2. Aufwendungen für Diätverpflegung sind hingegen keine solchen Krankheitskosten; § 33 Abs. 2 Satz 3 EStG ist da eindeutig. Die Aufwendungen dafür bleiben auch bei Sonderdiäten (z.B. bei der Zöliakie, Glutenunverträglichkeit), die eine medikamentöse Behandlung ersetzen, unberücksichtigt, auch wenn die Diät auf die Bedürfnisse des Patienten und die Therapie der Erkrankung abgestimmt und auch langzeitig einzuhalten ist. Dies gilt selbst dann, wenn diesen Diätlebensmitteln "quasi Medikamentenfunktion" zukommt oder eine Heilbehandlung unterstützen.

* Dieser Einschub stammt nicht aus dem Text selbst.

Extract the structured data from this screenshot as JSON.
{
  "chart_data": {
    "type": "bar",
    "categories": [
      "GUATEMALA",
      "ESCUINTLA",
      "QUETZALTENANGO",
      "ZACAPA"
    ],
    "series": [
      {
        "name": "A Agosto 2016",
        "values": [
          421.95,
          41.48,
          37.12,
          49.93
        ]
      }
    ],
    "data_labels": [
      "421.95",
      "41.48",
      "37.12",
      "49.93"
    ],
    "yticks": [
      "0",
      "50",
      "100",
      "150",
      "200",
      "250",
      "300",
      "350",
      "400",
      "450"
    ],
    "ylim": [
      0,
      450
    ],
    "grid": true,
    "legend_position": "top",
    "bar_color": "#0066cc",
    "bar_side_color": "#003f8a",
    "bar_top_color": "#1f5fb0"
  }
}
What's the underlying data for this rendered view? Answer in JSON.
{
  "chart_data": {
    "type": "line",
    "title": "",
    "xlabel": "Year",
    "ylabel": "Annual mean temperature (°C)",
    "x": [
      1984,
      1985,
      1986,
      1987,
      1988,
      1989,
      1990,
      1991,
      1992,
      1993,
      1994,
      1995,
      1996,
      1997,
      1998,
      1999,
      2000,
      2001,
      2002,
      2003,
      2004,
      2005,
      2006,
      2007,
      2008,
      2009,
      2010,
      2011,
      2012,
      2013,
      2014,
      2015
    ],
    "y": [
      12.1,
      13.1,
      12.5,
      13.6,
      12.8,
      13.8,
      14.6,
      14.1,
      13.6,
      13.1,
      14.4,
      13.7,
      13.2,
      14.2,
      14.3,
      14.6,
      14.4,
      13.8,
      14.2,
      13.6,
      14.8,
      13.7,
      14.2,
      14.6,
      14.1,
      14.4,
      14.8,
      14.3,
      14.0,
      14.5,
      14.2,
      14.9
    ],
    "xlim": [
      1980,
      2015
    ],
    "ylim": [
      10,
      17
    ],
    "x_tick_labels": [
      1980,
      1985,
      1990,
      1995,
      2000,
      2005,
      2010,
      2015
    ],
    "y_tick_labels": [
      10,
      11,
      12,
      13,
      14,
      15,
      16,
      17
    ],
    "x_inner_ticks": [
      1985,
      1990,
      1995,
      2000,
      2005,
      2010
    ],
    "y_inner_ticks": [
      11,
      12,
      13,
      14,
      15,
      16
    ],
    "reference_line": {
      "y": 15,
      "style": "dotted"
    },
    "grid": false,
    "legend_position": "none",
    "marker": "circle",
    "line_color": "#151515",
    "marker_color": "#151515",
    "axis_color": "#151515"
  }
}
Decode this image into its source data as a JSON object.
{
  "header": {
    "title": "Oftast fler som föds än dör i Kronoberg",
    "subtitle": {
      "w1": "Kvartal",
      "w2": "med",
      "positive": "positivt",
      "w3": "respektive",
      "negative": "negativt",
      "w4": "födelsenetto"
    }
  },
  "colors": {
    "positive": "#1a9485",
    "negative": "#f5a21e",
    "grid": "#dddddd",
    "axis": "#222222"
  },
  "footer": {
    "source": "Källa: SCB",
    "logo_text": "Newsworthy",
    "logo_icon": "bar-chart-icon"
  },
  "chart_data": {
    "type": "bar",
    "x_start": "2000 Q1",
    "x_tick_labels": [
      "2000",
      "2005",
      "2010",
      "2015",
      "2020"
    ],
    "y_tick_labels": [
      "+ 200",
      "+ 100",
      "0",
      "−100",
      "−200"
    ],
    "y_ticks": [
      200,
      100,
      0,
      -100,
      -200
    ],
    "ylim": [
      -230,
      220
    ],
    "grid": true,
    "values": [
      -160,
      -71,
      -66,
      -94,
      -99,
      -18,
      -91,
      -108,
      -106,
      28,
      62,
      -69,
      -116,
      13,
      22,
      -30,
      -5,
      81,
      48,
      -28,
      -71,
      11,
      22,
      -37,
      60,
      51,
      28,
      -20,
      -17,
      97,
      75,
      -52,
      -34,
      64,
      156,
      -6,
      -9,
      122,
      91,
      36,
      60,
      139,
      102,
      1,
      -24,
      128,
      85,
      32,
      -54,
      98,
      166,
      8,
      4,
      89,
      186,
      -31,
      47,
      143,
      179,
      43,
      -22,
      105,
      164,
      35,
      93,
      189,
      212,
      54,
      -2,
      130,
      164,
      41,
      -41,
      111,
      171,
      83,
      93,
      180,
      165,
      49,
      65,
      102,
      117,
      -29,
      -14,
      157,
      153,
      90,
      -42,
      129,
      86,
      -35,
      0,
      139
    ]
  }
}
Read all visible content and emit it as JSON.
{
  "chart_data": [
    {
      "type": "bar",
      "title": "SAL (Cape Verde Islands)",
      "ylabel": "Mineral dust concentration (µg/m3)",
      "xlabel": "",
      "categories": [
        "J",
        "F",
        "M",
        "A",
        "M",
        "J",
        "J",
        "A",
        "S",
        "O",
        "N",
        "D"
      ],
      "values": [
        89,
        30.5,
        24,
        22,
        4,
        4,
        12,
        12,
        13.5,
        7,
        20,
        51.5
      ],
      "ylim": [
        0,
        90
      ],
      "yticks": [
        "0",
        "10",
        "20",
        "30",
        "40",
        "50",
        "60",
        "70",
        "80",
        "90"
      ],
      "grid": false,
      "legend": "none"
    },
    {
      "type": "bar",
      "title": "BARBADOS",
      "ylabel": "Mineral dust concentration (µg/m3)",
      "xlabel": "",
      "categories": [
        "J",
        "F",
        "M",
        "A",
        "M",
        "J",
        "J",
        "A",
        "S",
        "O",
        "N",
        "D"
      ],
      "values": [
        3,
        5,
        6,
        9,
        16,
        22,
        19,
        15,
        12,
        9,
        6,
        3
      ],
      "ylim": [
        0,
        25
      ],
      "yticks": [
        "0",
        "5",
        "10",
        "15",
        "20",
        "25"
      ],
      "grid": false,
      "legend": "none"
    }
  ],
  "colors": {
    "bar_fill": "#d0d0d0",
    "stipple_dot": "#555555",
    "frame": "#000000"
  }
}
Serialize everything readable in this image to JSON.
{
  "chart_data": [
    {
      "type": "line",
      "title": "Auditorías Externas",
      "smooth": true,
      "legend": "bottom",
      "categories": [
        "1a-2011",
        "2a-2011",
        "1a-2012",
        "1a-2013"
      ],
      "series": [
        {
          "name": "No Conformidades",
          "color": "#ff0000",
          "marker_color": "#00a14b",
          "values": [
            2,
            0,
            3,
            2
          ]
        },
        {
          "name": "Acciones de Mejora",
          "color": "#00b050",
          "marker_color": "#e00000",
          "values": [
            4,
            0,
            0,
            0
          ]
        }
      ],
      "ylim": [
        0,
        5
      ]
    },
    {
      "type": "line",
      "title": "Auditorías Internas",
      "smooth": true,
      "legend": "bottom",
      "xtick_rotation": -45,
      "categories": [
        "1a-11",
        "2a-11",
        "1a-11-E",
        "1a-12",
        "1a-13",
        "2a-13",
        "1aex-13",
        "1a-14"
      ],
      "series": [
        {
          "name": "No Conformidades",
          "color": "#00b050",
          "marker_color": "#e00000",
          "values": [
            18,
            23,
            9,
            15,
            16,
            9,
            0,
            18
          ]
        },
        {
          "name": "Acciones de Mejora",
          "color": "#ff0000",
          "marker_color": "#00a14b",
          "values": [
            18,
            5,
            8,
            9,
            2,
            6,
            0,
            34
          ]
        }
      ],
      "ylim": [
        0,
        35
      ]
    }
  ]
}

3. Im Kontrast dazu stehen Arzneimittel. Sie unterfallen nicht dem Abzugsverbot für Diätverpflegung. Denn Arzneimittel i.S.d. § 2 AMG sind keine Lebensmittel und daher auch keine vom Abzug als agB ausgeschlossene Diätverpflegung i.S.d. § 33 Abs. 2 Satz 3 EStG. Für sie gelten daher die Grundsätze hinsichtlich der Berücksichtigung von Krankheitskosten, dass sie nämlich abziehbar sind, soweit ihre Einnahme einer Krankheit geschuldet und die Zwangsläufigkeit (medizinische Indikation) der Medikation durch ärztliche Verordnung nachgewiesen ist, selbst wenn der Steuerpflichtige wegen dieser Krankheit zugleich eine Diät halten muss.